Six Stars

tHDFSGet all files in directory

Hi,

 

Is it possible to get all files in HDFS directory and save it as a single file / multiple files on a local machine?

I've want to extract files from a directory with regular expressions but it doesn't seem to work. But it says on the documentation here (https://help.talend.com/reader/g8zdjVE7fWNUh3u4ztO6Dw/PUKLf_wAqRMmwe4w~Lw1wA) that regular expressions is supported in filemasks.

 

I'm basically trying to grab files that match: ".+part-.*" inside a directory (iterating through subdirectories).

These files are the output from the tFileOutputDelimited from a Spark Streaming job.

 

Thank you.

 

Tags (1)
1 ACCEPTED SOLUTION

Accepted Solutions
Six Stars

Re: tHDFSGet all files in directory

Have you tried tHDFSList? You can specify a filemask (glob or regex) with this and iterate through files / directories / subdirectories of a specific hdfs location.  You could then pass the global variable 

((String)globalMap.get("tHDFSList_1_CURRENT_FILEPATH"))
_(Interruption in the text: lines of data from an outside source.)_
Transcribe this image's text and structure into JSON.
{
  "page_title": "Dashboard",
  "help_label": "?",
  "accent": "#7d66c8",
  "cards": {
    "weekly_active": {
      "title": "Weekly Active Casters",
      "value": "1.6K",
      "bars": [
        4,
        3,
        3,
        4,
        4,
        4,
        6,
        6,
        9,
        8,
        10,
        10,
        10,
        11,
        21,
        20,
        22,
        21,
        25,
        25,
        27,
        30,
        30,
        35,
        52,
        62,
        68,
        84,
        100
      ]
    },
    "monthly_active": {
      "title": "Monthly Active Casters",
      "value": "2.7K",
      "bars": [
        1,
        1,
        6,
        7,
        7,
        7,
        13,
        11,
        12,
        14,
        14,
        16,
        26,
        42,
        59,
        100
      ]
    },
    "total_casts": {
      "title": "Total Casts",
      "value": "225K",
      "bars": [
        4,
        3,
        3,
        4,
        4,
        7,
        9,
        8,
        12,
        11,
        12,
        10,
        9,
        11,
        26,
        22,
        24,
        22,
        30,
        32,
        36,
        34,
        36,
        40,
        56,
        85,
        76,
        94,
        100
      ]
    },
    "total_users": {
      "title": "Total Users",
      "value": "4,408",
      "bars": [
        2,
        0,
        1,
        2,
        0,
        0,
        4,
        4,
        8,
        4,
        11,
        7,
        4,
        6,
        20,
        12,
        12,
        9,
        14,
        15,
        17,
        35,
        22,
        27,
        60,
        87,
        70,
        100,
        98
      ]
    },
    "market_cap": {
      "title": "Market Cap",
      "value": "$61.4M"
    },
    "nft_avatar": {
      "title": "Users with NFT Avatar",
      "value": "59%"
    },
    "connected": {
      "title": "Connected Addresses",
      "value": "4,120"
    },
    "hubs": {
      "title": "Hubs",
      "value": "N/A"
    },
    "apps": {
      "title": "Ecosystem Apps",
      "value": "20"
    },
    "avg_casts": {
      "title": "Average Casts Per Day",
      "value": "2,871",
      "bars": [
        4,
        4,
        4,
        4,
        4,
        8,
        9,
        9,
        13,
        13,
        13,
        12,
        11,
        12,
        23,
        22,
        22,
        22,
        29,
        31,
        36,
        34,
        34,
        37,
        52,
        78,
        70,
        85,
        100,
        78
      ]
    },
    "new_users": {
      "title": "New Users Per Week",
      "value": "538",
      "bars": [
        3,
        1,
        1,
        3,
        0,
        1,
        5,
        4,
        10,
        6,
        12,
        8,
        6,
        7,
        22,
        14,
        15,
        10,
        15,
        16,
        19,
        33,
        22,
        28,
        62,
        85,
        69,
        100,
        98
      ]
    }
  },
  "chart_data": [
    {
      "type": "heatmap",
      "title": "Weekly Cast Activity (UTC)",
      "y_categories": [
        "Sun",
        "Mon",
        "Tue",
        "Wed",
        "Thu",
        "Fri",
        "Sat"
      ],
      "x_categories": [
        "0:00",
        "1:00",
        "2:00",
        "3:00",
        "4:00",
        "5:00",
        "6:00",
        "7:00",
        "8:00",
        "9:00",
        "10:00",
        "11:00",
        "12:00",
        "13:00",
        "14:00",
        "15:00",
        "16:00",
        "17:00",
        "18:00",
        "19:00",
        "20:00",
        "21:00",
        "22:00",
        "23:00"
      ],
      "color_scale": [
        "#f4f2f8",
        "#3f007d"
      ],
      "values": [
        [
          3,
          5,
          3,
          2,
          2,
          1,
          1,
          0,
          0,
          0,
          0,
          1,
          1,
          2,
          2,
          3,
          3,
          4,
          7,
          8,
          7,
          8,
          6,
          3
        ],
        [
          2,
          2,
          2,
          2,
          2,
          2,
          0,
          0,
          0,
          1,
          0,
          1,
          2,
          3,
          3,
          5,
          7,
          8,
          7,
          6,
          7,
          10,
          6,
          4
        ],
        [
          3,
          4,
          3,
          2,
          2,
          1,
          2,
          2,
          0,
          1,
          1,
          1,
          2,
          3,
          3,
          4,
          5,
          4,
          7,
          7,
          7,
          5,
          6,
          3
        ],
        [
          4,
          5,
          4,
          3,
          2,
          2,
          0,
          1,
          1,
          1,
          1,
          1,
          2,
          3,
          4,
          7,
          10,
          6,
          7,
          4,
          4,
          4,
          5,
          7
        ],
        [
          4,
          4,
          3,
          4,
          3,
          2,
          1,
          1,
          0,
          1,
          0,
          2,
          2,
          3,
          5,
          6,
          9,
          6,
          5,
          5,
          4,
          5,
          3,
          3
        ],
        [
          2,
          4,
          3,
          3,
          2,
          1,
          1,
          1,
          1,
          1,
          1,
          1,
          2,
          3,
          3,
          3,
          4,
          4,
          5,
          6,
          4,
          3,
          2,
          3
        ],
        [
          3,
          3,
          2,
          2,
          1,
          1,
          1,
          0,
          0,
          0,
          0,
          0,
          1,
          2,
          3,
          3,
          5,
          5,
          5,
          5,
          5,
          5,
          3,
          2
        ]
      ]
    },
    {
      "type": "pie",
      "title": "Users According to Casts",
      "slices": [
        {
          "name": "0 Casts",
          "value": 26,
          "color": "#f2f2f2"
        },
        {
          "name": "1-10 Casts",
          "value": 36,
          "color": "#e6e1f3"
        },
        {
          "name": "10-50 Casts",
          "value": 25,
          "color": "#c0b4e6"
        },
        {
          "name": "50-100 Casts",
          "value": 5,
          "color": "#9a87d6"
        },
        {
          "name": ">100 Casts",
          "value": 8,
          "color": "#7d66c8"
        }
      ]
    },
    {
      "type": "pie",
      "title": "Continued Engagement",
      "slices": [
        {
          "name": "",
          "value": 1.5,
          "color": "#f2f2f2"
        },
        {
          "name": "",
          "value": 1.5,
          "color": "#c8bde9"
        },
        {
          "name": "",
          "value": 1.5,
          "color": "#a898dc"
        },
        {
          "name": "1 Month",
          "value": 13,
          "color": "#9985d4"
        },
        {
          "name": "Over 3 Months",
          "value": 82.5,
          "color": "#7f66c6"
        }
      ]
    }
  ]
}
to the "HDFS directory" property of tHDFSGet

2 REPLIES
Six Stars

Re: tHDFSGet all files in directory

Have you tried tHDFSList? You can specify a filemask (glob or regex) with this and iterate through files / directories / subdirectories of a specific hdfs location.  You could then pass the global variable 

((String)globalMap.get("tHDFSList_1_CURRENT_FILEPATH"))

to the "HDFS directory" property of tHDFSGet

Six Stars

Re: tHDFSGet all files in directory

Thank you! I happened to stumble across an example at the bottom part of the documentation too. Didn't know that the autocomplete also works on the component fields.